Avrupa’daki hakim ekonomik krizin bir getirisi olarak Akdeniz havzasının kendine has bir kişiliği oluşmaya başladığını ifade eden Mahçupyan, “İtalyanların kendilerine has problemleri var. Avrupa’da zaten bir bölünmüşlük yaşanıyor. Bu ayrışma içerisinde onların Avrupa konusunda bakışları farklılaştı” dedi.
Başdanışman Mahçupyan, İtalya’da Avrupa yeniden düşünüldüğünde şu anda yerleşik olan görüşün; Türkiye ile beraber bir Avrupa veya Türkiye üzerinden İslam alemiyle bütünleşen, daha geniş bir şekilde dış politikada etkinliği, katkısı olan bir tür yeni Avrupa beklentisi olduğunu dile getirdi.
“Doğuya doğru açıldığınız zaman Türkiye’den daha anlamlı bir partner bulmanız şu anda pek mümkün değil.
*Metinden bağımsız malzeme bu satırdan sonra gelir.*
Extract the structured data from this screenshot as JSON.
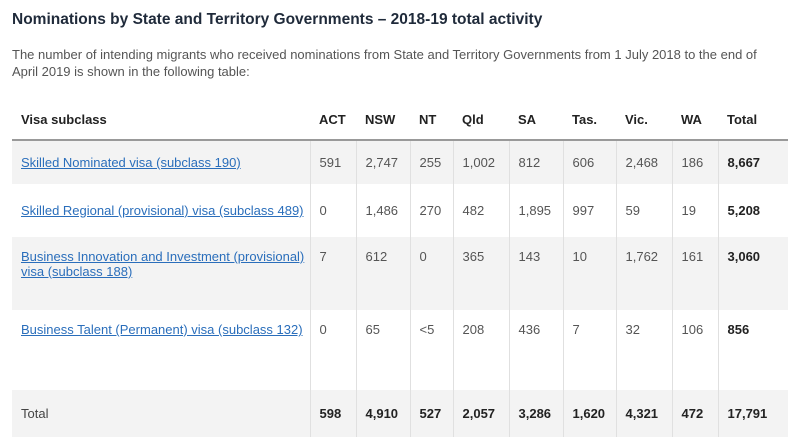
{
  "page": {
    "title": "Nominations by State and Territory Governments – 2018-19 total activity",
    "intro": "The number of intending migrants who received nominations from State and Territory Governments from 1 July 2018 to the end of April 2019 is shown in the following table:"
  },
  "table": {
    "headers": [
      "Visa subclass",
      "ACT",
      "NSW",
      "NT",
      "Qld",
      "SA",
      "Tas.",
      "Vic.",
      "WA",
      "Total"
    ],
    "rows": [
      {
        "label": "Skilled Nominated visa (subclass 190)",
        "values": [
          "591",
          "2,747",
          "255",
          "1,002",
          "812",
          "606",
          "2,468",
          "186"
        ],
        "total": "8,667"
      },
      {
        "label": "Skilled Regional (provisional) visa (subclass 489)",
        "values": [
          "0",
          "1,486",
          "270",
          "482",
          "1,895",
          "997",
          "59",
          "19"
        ],
        "total": "5,208"
      },
      {
        "label": "Business Innovation and Investment (provisional) visa (subclass 188)",
        "values": [
          "7",
          "612",
          "0",
          "365",
          "143",
          "10",
          "1,762",
          "161"
        ],
        "total": "3,060"
      },
      {
        "label": "Business Talent (Permanent) visa (subclass 132)",
        "values": [
          "0",
          "65",
          "<5",
          "208",
          "436",
          "7",
          "32",
          "106"
        ],
        "total": "856"
      }
    ],
    "total_row": {
      "label": "Total",
      "values": [
        "598",
        "4,910",
        "527",
        "2,057",
        "3,286",
        "1,620",
        "4,321",
        "472"
      ],
      "total": "17,791"
    }
  }
}
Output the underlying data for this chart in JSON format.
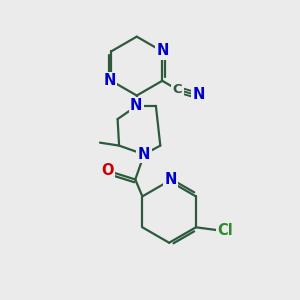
{
  "bg_color": "#ebebeb",
  "bond_color": "#2d5a3d",
  "N_color": "#0000cc",
  "O_color": "#cc0000",
  "Cl_color": "#2d8a2d",
  "line_width": 1.6,
  "font_size": 10.5,
  "fig_size": [
    3.0,
    3.0
  ],
  "dpi": 100,
  "xlim": [
    0,
    10
  ],
  "ylim": [
    0,
    10
  ]
}
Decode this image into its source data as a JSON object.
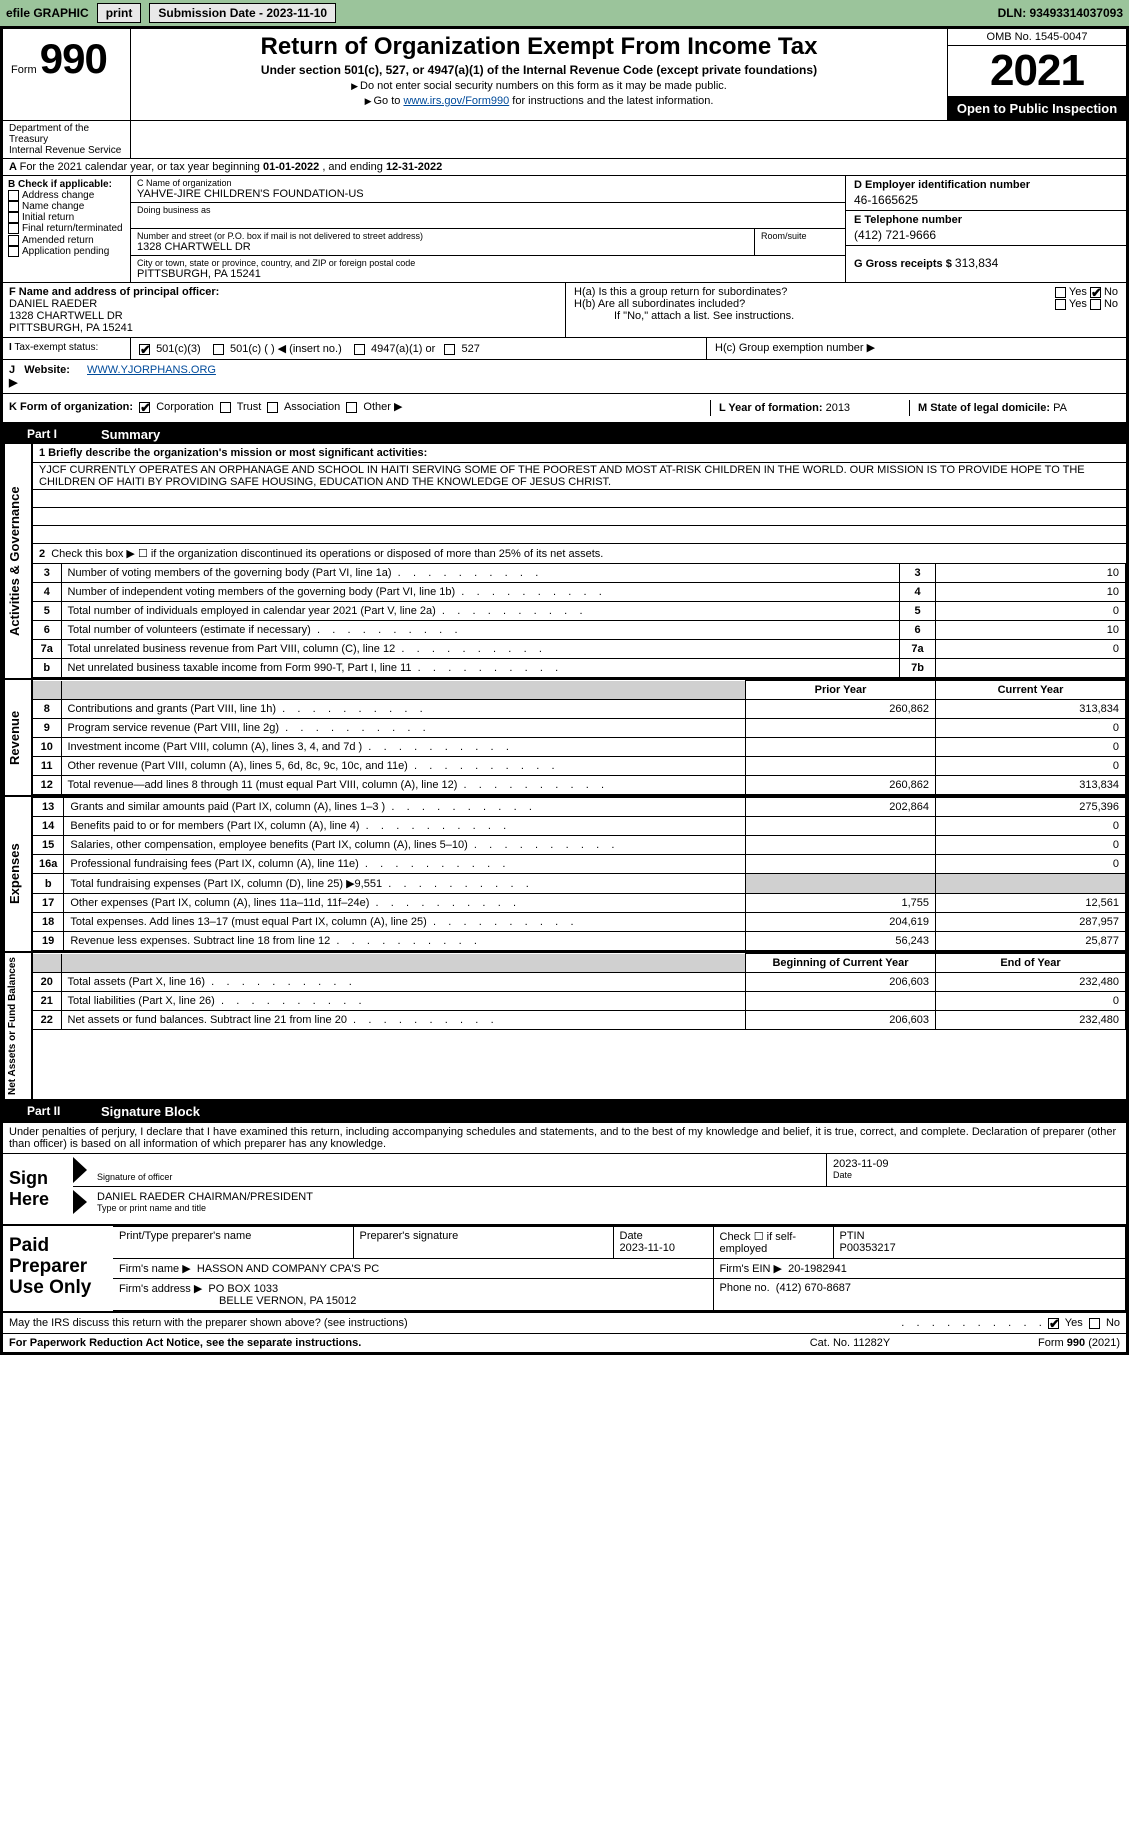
{
  "topbar": {
    "efile": "efile GRAPHIC",
    "print": "print",
    "sub_label": "Submission Date - 2023-11-10",
    "dln_label": "DLN: 93493314037093"
  },
  "header": {
    "form_small": "Form",
    "form_num": "990",
    "title": "Return of Organization Exempt From Income Tax",
    "sub1": "Under section 501(c), 527, or 4947(a)(1) of the Internal Revenue Code (except private foundations)",
    "sub2": "Do not enter social security numbers on this form as it may be made public.",
    "sub3_a": "Go to ",
    "sub3_link": "www.irs.gov/Form990",
    "sub3_b": " for instructions and the latest information.",
    "omb": "OMB No. 1545-0047",
    "year": "2021",
    "opi": "Open to Public Inspection",
    "dept": "Department of the Treasury",
    "irs": "Internal Revenue Service"
  },
  "lineA": {
    "text_a": "For the 2021 calendar year, or tax year beginning ",
    "date1": "01-01-2022",
    "text_b": " , and ending ",
    "date2": "12-31-2022"
  },
  "boxB": {
    "hdr": "B Check if applicable:",
    "items": [
      "Address change",
      "Name change",
      "Initial return",
      "Final return/terminated",
      "Amended return",
      "Application pending"
    ]
  },
  "boxC": {
    "name_lbl": "C Name of organization",
    "name": "YAHVE-JIRE CHILDREN'S FOUNDATION-US",
    "dba_lbl": "Doing business as",
    "addr_lbl": "Number and street (or P.O. box if mail is not delivered to street address)",
    "room_lbl": "Room/suite",
    "addr": "1328 CHARTWELL DR",
    "city_lbl": "City or town, state or province, country, and ZIP or foreign postal code",
    "city": "PITTSBURGH, PA  15241"
  },
  "boxD": {
    "lbl": "D Employer identification number",
    "val": "46-1665625"
  },
  "boxE": {
    "lbl": "E Telephone number",
    "val": "(412) 721-9666"
  },
  "boxG": {
    "lbl": "G Gross receipts $",
    "val": "313,834"
  },
  "boxF": {
    "lbl": "F Name and address of principal officer:",
    "name": "DANIEL RAEDER",
    "addr1": "1328 CHARTWELL DR",
    "addr2": "PITTSBURGH, PA  15241"
  },
  "boxH": {
    "ha": "H(a)  Is this a group return for subordinates?",
    "hb": "H(b)  Are all subordinates included?",
    "hb_note": "If \"No,\" attach a list. See instructions.",
    "hc": "H(c)  Group exemption number ▶",
    "yes": "Yes",
    "no": "No"
  },
  "rowI": {
    "lbl": "Tax-exempt status:",
    "opt1": "501(c)(3)",
    "opt2": "501(c) (   ) ◀ (insert no.)",
    "opt3": "4947(a)(1) or",
    "opt4": "527"
  },
  "rowJ": {
    "lbl": "Website: ▶",
    "val": "WWW.YJORPHANS.ORG"
  },
  "rowK": {
    "lbl": "K Form of organization:",
    "opts": [
      "Corporation",
      "Trust",
      "Association",
      "Other ▶"
    ],
    "L_lbl": "L Year of formation:",
    "L_val": "2013",
    "M_lbl": "M State of legal domicile:",
    "M_val": "PA"
  },
  "part1": {
    "label": "Part I",
    "title": "Summary",
    "line1_lbl": "1  Briefly describe the organization's mission or most significant activities:",
    "mission": "YJCF CURRENTLY OPERATES AN ORPHANAGE AND SCHOOL IN HAITI SERVING SOME OF THE POOREST AND MOST AT-RISK CHILDREN IN THE WORLD. OUR MISSION IS TO PROVIDE HOPE TO THE CHILDREN OF HAITI BY PROVIDING SAFE HOUSING, EDUCATION AND THE KNOWLEDGE OF JESUS CHRIST.",
    "vert_ag": "Activities & Governance",
    "vert_rev": "Revenue",
    "vert_exp": "Expenses",
    "vert_na": "Net Assets or Fund Balances",
    "line2": "Check this box ▶ ☐ if the organization discontinued its operations or disposed of more than 25% of its net assets.",
    "rows_ag": [
      {
        "n": "3",
        "d": "Number of voting members of the governing body (Part VI, line 1a)",
        "b": "3",
        "v": "10"
      },
      {
        "n": "4",
        "d": "Number of independent voting members of the governing body (Part VI, line 1b)",
        "b": "4",
        "v": "10"
      },
      {
        "n": "5",
        "d": "Total number of individuals employed in calendar year 2021 (Part V, line 2a)",
        "b": "5",
        "v": "0"
      },
      {
        "n": "6",
        "d": "Total number of volunteers (estimate if necessary)",
        "b": "6",
        "v": "10"
      },
      {
        "n": "7a",
        "d": "Total unrelated business revenue from Part VIII, column (C), line 12",
        "b": "7a",
        "v": "0"
      },
      {
        "n": "b",
        "d": "Net unrelated business taxable income from Form 990-T, Part I, line 11",
        "b": "7b",
        "v": ""
      }
    ],
    "hdr_prior": "Prior Year",
    "hdr_curr": "Current Year",
    "rows_rev": [
      {
        "n": "8",
        "d": "Contributions and grants (Part VIII, line 1h)",
        "p": "260,862",
        "c": "313,834"
      },
      {
        "n": "9",
        "d": "Program service revenue (Part VIII, line 2g)",
        "p": "",
        "c": "0"
      },
      {
        "n": "10",
        "d": "Investment income (Part VIII, column (A), lines 3, 4, and 7d )",
        "p": "",
        "c": "0"
      },
      {
        "n": "11",
        "d": "Other revenue (Part VIII, column (A), lines 5, 6d, 8c, 9c, 10c, and 11e)",
        "p": "",
        "c": "0"
      },
      {
        "n": "12",
        "d": "Total revenue—add lines 8 through 11 (must equal Part VIII, column (A), line 12)",
        "p": "260,862",
        "c": "313,834"
      }
    ],
    "rows_exp": [
      {
        "n": "13",
        "d": "Grants and similar amounts paid (Part IX, column (A), lines 1–3 )",
        "p": "202,864",
        "c": "275,396"
      },
      {
        "n": "14",
        "d": "Benefits paid to or for members (Part IX, column (A), line 4)",
        "p": "",
        "c": "0"
      },
      {
        "n": "15",
        "d": "Salaries, other compensation, employee benefits (Part IX, column (A), lines 5–10)",
        "p": "",
        "c": "0"
      },
      {
        "n": "16a",
        "d": "Professional fundraising fees (Part IX, column (A), line 11e)",
        "p": "",
        "c": "0"
      },
      {
        "n": "b",
        "d": "Total fundraising expenses (Part IX, column (D), line 25) ▶9,551",
        "p": "SHADE",
        "c": "SHADE"
      },
      {
        "n": "17",
        "d": "Other expenses (Part IX, column (A), lines 11a–11d, 11f–24e)",
        "p": "1,755",
        "c": "12,561"
      },
      {
        "n": "18",
        "d": "Total expenses. Add lines 13–17 (must equal Part IX, column (A), line 25)",
        "p": "204,619",
        "c": "287,957"
      },
      {
        "n": "19",
        "d": "Revenue less expenses. Subtract line 18 from line 12",
        "p": "56,243",
        "c": "25,877"
      }
    ],
    "hdr_beg": "Beginning of Current Year",
    "hdr_end": "End of Year",
    "rows_na": [
      {
        "n": "20",
        "d": "Total assets (Part X, line 16)",
        "p": "206,603",
        "c": "232,480"
      },
      {
        "n": "21",
        "d": "Total liabilities (Part X, line 26)",
        "p": "",
        "c": "0"
      },
      {
        "n": "22",
        "d": "Net assets or fund balances. Subtract line 21 from line 20",
        "p": "206,603",
        "c": "232,480"
      }
    ]
  },
  "part2": {
    "label": "Part II",
    "title": "Signature Block",
    "decl": "Under penalties of perjury, I declare that I have examined this return, including accompanying schedules and statements, and to the best of my knowledge and belief, it is true, correct, and complete. Declaration of preparer (other than officer) is based on all information of which preparer has any knowledge.",
    "sign_here": "Sign Here",
    "sig_officer_lbl": "Signature of officer",
    "date_lbl": "Date",
    "sig_date": "2023-11-09",
    "name_title": "DANIEL RAEDER  CHAIRMAN/PRESIDENT",
    "type_name_lbl": "Type or print name and title",
    "paid_prep": "Paid Preparer Use Only",
    "prep_name_lbl": "Print/Type preparer's name",
    "prep_sig_lbl": "Preparer's signature",
    "prep_date_lbl": "Date",
    "prep_date": "2023-11-10",
    "check_self": "Check ☐ if self-employed",
    "ptin_lbl": "PTIN",
    "ptin": "P00353217",
    "firm_name_lbl": "Firm's name    ▶",
    "firm_name": "HASSON AND COMPANY CPA'S PC",
    "firm_ein_lbl": "Firm's EIN ▶",
    "firm_ein": "20-1982941",
    "firm_addr_lbl": "Firm's address ▶",
    "firm_addr1": "PO BOX 1033",
    "firm_addr2": "BELLE VERNON, PA  15012",
    "phone_lbl": "Phone no.",
    "phone": "(412) 670-8687",
    "may_irs": "May the IRS discuss this return with the preparer shown above? (see instructions)",
    "yes": "Yes",
    "no": "No"
  },
  "footer": {
    "l": "For Paperwork Reduction Act Notice, see the separate instructions.",
    "c": "Cat. No. 11282Y",
    "r": "Form 990 (2021)"
  }
}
Ve çok uzun süre de mümkün olmayacak” diyen Etyen Mahçupyan, şunları kaydetti:
“O yüzden İtalya kendi tarihsel bakışının getirdiği bir tür yarı doğululuk hali, belki bir tür Akdenizlilik sonucu ve de aynı zamanda da şu andaki Batı dünyasının girdiği çıkmazların getirdiği yeni yol arayışları nedeniyle Türkiye’ye çok olumlu bakıyor. Hatta, bizden daha olumlu bakıyor. Yani biz Türkiye içinde iyisiyle kötüsüyle artısı eksisiyle daha nesnel değerlendirmeler yapabiliyoruz hem hükümet hem muhalefetle ilgili hem geleceğimizle ilgili. İtalyanlar çok daha pembe bir fotoğrafın peşindeler gördüğüm kadarıyla…”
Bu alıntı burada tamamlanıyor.